The Book of Trogool

Not turning up our noses

I gave a talk for PALINET some little while ago about institutional repositories. The audience had been primed by the fantastic Peter Murray to think about looking after digital content as the “fourth great wave” of library work. (I wish that talk was online. It was absolutely brilliant.)

But not everyone was entirely onboard with that. I recall distinctly one distinguished-looking white-haired gentleman raising his hand. “We in libraries,” he said (paraphrase mine), “have historically been purveyors of quality information. Authoritative information. On what basis should we jeopardize that raison d’etre for institutional repositories?”

Brave man, and he expressed well a resistance I’ve felt in my librarian colleagues near and far as long as I’ve been running IRs. Why do you collect that, they ask without asking. IRs established alongside established digital-library programs suffer worse, the parvenu being simply too declassé to mention in the same breath as library-blessed digital collections. The funny thing is, in a lot of these situations I suspect the digital library was resisted for a long time too; I suppose I can only shrug and be mildly pleased that IRs legitimize digital libraries by being the next target of scorn.

The thing is, if libraries are going to involve themselves in digital curation, we’ll have to get over our yen for authority and finality. Even, dare I say it, quality.

Part of the reason for this is that in many fields, data-quality standards haven’t been worked out yet. Cowboy data curators have to do their best and hope. Over time, this problem is likely to become less salient, which I expect will also lessen librarians’ resistance to data curation?but I doubt the issue will ever go entirely away.
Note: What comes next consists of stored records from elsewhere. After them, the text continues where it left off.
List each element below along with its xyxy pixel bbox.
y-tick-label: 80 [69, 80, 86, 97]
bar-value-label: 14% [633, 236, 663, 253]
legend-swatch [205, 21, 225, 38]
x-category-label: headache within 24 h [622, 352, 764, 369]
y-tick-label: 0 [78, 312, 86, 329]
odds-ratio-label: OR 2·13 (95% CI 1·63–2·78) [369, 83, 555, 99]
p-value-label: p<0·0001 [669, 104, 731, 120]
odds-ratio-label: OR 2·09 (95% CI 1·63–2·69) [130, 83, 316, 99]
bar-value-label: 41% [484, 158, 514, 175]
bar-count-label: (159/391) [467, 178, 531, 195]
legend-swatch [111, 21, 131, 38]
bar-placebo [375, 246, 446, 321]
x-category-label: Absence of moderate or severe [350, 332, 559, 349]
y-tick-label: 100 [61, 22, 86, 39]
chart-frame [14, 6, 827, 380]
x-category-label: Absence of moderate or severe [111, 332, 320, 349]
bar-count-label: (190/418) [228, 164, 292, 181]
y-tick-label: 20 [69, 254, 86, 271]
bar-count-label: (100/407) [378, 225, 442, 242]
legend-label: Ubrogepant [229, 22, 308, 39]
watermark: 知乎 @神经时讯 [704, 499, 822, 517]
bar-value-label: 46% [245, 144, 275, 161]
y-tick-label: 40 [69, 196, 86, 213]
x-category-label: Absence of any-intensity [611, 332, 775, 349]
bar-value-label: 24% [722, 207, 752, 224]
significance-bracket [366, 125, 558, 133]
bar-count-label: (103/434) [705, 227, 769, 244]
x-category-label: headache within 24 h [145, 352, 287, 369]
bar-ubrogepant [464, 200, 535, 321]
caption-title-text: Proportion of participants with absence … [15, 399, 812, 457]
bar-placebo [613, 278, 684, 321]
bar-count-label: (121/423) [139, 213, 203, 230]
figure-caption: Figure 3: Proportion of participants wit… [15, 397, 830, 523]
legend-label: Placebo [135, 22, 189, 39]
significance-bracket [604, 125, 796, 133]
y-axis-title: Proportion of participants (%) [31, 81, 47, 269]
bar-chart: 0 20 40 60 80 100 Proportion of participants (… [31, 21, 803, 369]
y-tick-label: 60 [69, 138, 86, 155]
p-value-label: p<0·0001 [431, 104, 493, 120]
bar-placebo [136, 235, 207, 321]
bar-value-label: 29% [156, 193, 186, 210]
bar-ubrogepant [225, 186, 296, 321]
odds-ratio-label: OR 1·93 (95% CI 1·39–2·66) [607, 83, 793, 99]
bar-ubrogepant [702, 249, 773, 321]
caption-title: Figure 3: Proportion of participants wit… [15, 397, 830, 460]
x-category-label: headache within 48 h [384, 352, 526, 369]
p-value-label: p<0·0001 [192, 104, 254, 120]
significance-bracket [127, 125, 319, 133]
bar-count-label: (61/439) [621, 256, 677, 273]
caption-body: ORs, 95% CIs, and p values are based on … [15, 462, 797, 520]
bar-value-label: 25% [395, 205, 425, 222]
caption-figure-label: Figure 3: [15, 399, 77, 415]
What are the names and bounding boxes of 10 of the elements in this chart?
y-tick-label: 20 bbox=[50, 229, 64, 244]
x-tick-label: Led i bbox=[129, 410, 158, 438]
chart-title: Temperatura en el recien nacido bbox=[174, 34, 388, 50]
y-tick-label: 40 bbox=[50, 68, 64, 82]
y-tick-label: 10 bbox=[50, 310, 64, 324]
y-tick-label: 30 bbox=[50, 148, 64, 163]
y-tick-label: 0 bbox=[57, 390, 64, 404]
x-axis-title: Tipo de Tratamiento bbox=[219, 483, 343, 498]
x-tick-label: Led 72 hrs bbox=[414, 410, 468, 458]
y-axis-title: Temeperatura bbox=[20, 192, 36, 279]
A related part of the reason is that data authority is a vexed question, and in most cases (it seems to me) the data will have to be collected and cared for well before the question of authority can be resolved. We just won’t know what data are usefully authoritative until the researcher community has chewed them over a bit.

Part of the reason is that if we want decent-quality, well-described data, we just can’t sit around until it’s final. I’ve any number of war stories about stupid data that didn’t have to be stupid; its collectors just didn’t think through what they were doing until it was much, much too late. A librarian?any librarian!?could have asked the right questions and pointed to some of the right answers, but only early enough in the process to ensure that librarianly insights made it into the data-gathering process.

Sometimes, for all our best efforts, we’ll find a dataset that needed an intervention that it didn’t get. Sometimes, we’ll have to sigh and take it anyway. Irreplaceability is one cogent reason to do so.

I expect that many librarians will find this an unpalatable set of outlook changes. The only counter I have is that they are necessary outlook changes if we are to participate in this service cluster.


  1. #1 Steve Hitchcock
    August 13, 2009

    Why should librarians give up their QC role for anything-goes IRs? Call it the digital flip. For print the filters are on the input side. For digital the filters are on the output side. Ask Google.

  2. #2 Dorothea Salo
    August 13, 2009

    Well, the funny thing is, librarians’ QC role, considered in the context of the entire process of knowledge production, is actually pretty minimal. We decide what to buy — AFTER the whole process of selection, editing, review, and publication.

    It’s not authoritative because we selected it. We selected it because we thought it was authoritative.

    So another way of saying what I said in this post is that we’re getting involved with data well before the QC processes that we take for granted. The thing I find nifty about that is that our involvement may actually help the data be higher-quality and more authoritative!